Obama on the Record: ‘Pay As You Go’

THE PRESIDENT: Thank you. Thank you all for joining us here in the White House. Before I begin, I want to comment briefly on the announcement by the Treasury Department with regard to the financial stability plan.

As you know, through this plan and its predecessor, taxpayer dollars were used to stabilize the financial system at a time of extraordinary stress. And these funds were also meant to be an investment — and they were meant to be temporary. And that’s why this morning’s announcement is important.

Several financial institutions are set to pay back $68 billion to taxpayers. And while we know that we will not escape the worst financial crisis in decades without some losses to taxpayers, it’s worth noting that in the first round of repayments from these companies the government has actually turned a profit.

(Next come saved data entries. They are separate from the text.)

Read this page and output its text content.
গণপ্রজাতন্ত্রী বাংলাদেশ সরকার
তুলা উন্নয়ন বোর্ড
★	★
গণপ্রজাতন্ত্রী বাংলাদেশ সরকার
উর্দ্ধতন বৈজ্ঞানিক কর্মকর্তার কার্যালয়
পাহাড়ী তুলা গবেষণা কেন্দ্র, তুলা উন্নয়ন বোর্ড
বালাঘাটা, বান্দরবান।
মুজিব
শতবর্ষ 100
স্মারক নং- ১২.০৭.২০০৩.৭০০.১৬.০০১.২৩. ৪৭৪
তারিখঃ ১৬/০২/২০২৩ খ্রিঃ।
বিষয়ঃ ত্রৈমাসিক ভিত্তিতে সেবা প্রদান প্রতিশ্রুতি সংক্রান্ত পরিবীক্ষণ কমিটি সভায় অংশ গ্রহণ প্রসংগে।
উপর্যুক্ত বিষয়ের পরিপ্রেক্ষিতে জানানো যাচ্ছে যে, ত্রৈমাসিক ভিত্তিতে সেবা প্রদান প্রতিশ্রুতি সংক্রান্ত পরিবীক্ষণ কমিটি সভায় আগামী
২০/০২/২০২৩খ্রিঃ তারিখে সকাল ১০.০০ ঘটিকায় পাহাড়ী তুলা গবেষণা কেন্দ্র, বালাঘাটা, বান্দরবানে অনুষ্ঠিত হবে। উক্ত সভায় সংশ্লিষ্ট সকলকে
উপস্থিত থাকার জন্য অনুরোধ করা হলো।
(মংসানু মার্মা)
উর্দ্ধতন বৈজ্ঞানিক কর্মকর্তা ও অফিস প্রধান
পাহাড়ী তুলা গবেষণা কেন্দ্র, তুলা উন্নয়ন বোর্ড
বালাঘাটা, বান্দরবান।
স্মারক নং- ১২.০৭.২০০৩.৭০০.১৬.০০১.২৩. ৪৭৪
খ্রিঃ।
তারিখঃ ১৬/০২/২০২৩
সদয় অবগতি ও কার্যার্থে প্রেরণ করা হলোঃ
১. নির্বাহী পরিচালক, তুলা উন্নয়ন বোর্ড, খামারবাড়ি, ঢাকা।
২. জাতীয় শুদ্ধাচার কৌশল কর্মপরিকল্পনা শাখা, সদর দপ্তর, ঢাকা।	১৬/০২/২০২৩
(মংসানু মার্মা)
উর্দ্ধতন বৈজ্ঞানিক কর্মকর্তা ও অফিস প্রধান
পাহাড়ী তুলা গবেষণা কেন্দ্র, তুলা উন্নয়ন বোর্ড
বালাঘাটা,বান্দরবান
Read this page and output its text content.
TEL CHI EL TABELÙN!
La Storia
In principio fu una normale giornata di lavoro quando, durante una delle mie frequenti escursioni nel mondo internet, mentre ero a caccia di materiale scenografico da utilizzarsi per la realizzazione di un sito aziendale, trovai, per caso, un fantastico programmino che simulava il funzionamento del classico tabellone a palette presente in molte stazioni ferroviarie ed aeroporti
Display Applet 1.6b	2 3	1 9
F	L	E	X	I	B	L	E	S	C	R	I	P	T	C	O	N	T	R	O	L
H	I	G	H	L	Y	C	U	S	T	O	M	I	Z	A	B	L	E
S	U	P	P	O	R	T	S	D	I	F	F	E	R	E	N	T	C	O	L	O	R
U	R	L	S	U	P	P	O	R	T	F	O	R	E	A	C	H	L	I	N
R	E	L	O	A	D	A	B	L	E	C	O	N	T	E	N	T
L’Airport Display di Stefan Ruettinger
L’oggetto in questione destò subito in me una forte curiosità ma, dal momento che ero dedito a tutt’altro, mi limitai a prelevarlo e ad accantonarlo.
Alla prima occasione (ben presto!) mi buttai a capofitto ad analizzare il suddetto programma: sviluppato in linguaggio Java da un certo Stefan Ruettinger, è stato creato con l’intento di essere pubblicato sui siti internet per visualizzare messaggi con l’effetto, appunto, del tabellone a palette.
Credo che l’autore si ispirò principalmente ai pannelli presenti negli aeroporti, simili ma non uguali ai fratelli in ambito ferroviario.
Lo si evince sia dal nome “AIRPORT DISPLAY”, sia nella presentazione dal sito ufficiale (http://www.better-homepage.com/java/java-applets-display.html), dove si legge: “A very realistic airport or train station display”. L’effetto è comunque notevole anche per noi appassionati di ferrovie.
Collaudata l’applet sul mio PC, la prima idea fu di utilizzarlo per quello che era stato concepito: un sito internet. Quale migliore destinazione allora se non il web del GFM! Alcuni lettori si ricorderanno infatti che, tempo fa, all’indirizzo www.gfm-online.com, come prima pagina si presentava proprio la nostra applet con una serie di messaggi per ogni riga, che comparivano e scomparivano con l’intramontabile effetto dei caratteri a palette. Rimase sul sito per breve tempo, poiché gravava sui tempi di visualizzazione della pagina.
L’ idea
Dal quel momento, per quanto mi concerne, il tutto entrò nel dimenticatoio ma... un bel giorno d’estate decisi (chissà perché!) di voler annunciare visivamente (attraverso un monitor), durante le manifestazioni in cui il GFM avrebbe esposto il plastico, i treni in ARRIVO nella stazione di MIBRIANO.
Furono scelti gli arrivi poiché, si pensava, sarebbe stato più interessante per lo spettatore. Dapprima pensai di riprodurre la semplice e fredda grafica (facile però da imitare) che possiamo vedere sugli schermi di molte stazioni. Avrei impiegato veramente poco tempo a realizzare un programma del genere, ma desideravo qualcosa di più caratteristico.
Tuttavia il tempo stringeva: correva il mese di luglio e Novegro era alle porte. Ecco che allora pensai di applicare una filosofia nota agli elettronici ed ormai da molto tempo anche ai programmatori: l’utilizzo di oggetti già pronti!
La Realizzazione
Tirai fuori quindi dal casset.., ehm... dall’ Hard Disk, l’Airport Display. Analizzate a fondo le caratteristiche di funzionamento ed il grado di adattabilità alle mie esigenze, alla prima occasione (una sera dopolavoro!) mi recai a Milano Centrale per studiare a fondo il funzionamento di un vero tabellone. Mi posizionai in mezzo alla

This is not a sign that our troubles are over — far from it. The financial crisis this administration inherited is still creating painful challenges for businesses and families alike. And I think everybody sees it in their own individual districts. But it is a positive sign. We’re seeing an initial return on a few of these investments. We’re restoring funds to the Treasury where they’ll be available to safeguard against continuing risks to financial stability. And as this money is returned, we’ll see our national debt lessened by $68 billion — billions of dollars that this generation will not have to borrow and future generations will not have to repay.

I’ve said repeatedly that I have no interest in managing the banking system — or, for that matter, running auto companies or other private institutions. So today’s announcement is welcome news to me. But I also want to say the return of these funds does not provide forgiveness for past excesses or permission for future misdeeds. It’s critical that as our country emerges from this period of crisis, that we learn its lessons; that those who seek reward do not take reckless risk; that short-term gains are not pursued without regard for long-term consequences.

At the same time, as we seek greater responsibility from those in the private sector, it’s my view — and the view of those who are standing behind me today, as well as those in the audience — that greater responsibility is required on the part of those who serve the public as well.

As a nation, we have several imperatives at this difficult moment in our history. We’re confronting the worst recession this country has faced in generations, and this has required extraordinary investments in the short term. Another imperative is addressing long-deferred priorities — health care, energy, education — which threaten the American economy and the well-being of American families. And we’ve begun to tackle these problems as well.